Monday, January 30, 2017

The Culinary Bonus

Ah, the joys of having a son in culinary arts. It's not just that he cooks for us—he was doing that before he went to high school—but that we're learning things from him. Most recent example: I have been using the bread maker to make dough for bread and buns for years. But William passed on a little wisdom from culinary arts that changed the way I do it.

He told me that, in his class, the bread, particularly the baguettes, only get one rise. I'd always let the dough rise in the bread maker until it told me it was done, and then again in the oven (ours has a "proof" setting, a controlled room temperature for this very purpose). The texture was fine, but now we pull the dough out of the bread maker 30 to 40 minutes before the timer goes off and just do the proofing in the oven.

The texture is softer, denser, and much more uniform when we do it this way. Bonus!

Not only that, but when I'm teaching William how to make something, like my quick clam chowder (canned clams), I don't have to lead him through it. It's just "Dice the potatoes, boil them from cold, then make a roux, add a couple of cups of water, season it once you've got it smooth, add the clams with the juice, add half-and-half, and put the potatoes back in." He does it, and it's wonderful, maybe better than my own. Happy sigh!

Of course, the real advantage to William taking culinary arts is that he absolutely loves it. Even with all the cleaning and prep that he has to do, he looks forward every day to his class. Even today, when he didn't really need to be at school (it was finals make-up day and he didn't have anything to make up), he wanted to make sure he was in his first block to help prep for the restaurant that the program runs.

Any class that makes a sophomore in high school want to be in school more than out is perfect in my book!

Sunday, January 22, 2017

Sad Days

I haven't been doing a very good job of keeping up on the pictures this week. A dear friend of ours, someone Karen has worked with and been very close to for nearly ten years, died suddenly of a heart attack, and we have been busy with hospital visits and, ultimately, communicating with his relatives, particularly his sister, about arrangements.

It was very shocking. We were going to be at Michael's house for a dinner party the day his heart attack came. He had been very excited about showing off the things he'd done with his house, including a new kitchen which Karen had designed for him. He had even set the table with his guest china the night before. Michael was only 57 years old.

Usually I try to report the pleasant things that are happening in our lives on this blog, and there are plenty of those. There's a new job for me, the weather's been pretty kind to us (although I hear we're going to get slammed with ice tomorrow night), and we certainly have been eating well with everyone in the house cooking.

Still, I thought is was important to tell the story so that you'd know that our neglect of the site (among other things) was not due to ill health or any household calamity. We've just had a lot on our plates, and our minds. The funeral will be on Wednesday, and life will continue, though poor Karen will have to face Michael's absence each day at work.

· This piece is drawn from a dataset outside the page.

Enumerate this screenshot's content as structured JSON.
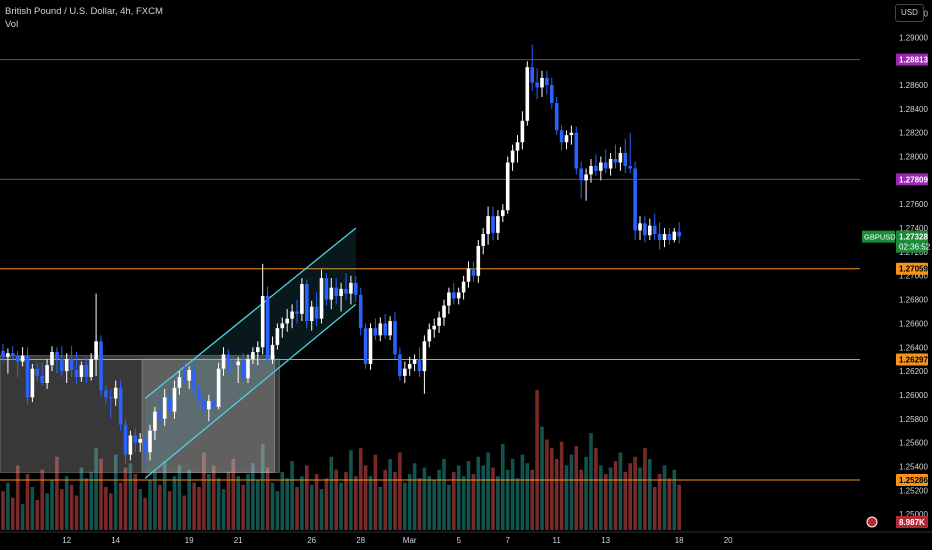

It also, as deaths at a young age often do, has given us pause and made us think a bit more about what we're spending our time on, and thinking about what we might do to make better use of time.

Speaking of time, our schedules are about to get a little crazy, as once I'm out of my training period, my shifts will be nearly as unpredictable as Karen's. That should make things, well, interesting. It also means there will have to be another car in our driveway very soon. Oh joy.

But the new job will add some flexibility to our finances, and that can only be a good thing.

Thursday, January 12, 2017

It's Like a Heat Wave

Right now, the temperature outside is 45 degrees. We have come far enough in the winter to refer to this as mid-January, and it's 45 degrees. It's been raining. That's right, raining. I went off to the store in shirtsleeves. No coat. Really.

The storm I wrote about was as big as we were led to believe it would be, but not as bad, because (and this seems so strange to me now), the temperature stayed well below freezing and the foot-and-a-half of snow that fell was light, dry, and easy to shovel. It didn't weigh down the trees or the power lines, and all the preparations we made for a power outage turned out to be unnecessary. But I'm ready for the next one, which is bound to come.

I think. It's definitely been a weird winter so far, even just a few weeks in.

Not that I'm really complaining, at least for my own sake, though i do worry that some of my neighbors with shallow wells may not fare so well in the coming summer if we don't get a better snow pack.

Meanwhile, life goes on pretty much as usual. School, work, the perpetual construction on the house—I'm even learning to install a sink for the basement kitchen—and whatever extracurricular activities we can squeeze in.

And, occasionally, sleep, which is what I'm going to try to get some of right now.